Когда я пришел, меня встретила тишина спущенного воздушного шарика. Где-то среди пыли, повисшей в квартире после уборки, отец и брат забаррикадировались в своих комнатах, а мать курсировала между кухней и ванной. Готовила обед на всех конфорках: суп, томатный соус, тефтели, вареные овощи. «Сынок, сейчас отжим, пойди, подержи машину, а то опять начнет гулять по ванной», бросила она мне, когда я проходил мимо, вовлекая меня в водоворот домашней жизни. «Нет проблем», сказал я и сменил ее на посту. Всей тяжестью я навалился на трясущуюся стиральную машину. Она скрипела и подпрыгивала, состарившаяся от стирки одной и той же грязи. Между прочим, отличная штука для розыгрыша лотереи — идеи возникали у меня в голове, как мыльные пузыри в крутящемся барабане машины.
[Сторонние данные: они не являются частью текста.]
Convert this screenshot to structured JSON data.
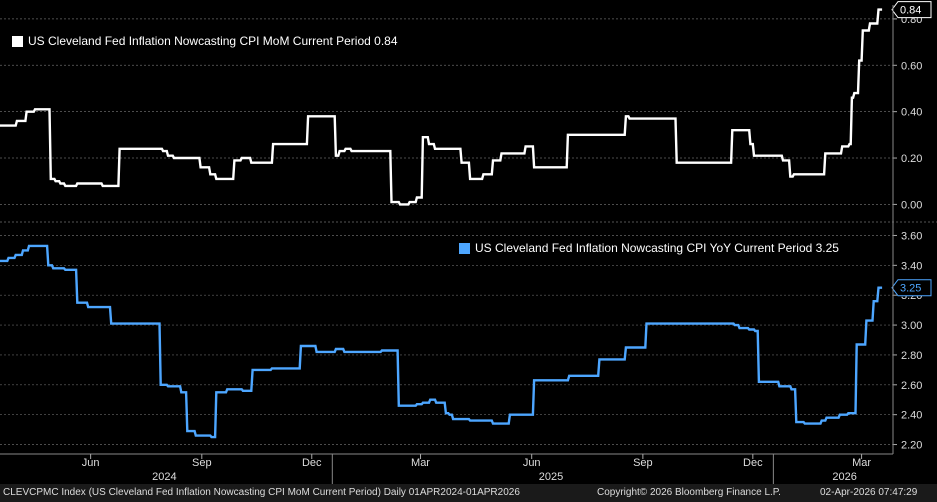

Так всегда бывает, когда я остаюсь один в ванной, окруженный белыми плитками, на поверхности которых отражаются, не открывая себя, домашние духи. Да и кому себя открывать? Думаю, они уже потребовали у Ангела Комиссара перевода в другое место. Это была просторная ванная комната, достаточно просторная, чтобы отбросить мысль о том, что здесь мой отец и моя мать опорожняют свои кишечники, разглядывают свои дряблые, обвисшие тела, прощупывают наросты на своей бескровной голизне на предмет опухоли, педантично откладывают для стирки свое грязное белье, не забывая проверить, насколько оно грязное… С укрощением центрифуги я справился. И снова стал бесполезен, без дела, у всех на виду, трясясь от страха как перед приступом. Это домашнее чувство сопровождалось комплексом подавляемых симптомов: я хотел всем помогать, хотел, чтобы мой голос звучал твердо, чтобы улыбка не была мрачной, а щеки не краснели от стыда, который знал меня гораздо глубже, чем те, кто меня сделал, родил и растил, и продолжал делать это до сих пор.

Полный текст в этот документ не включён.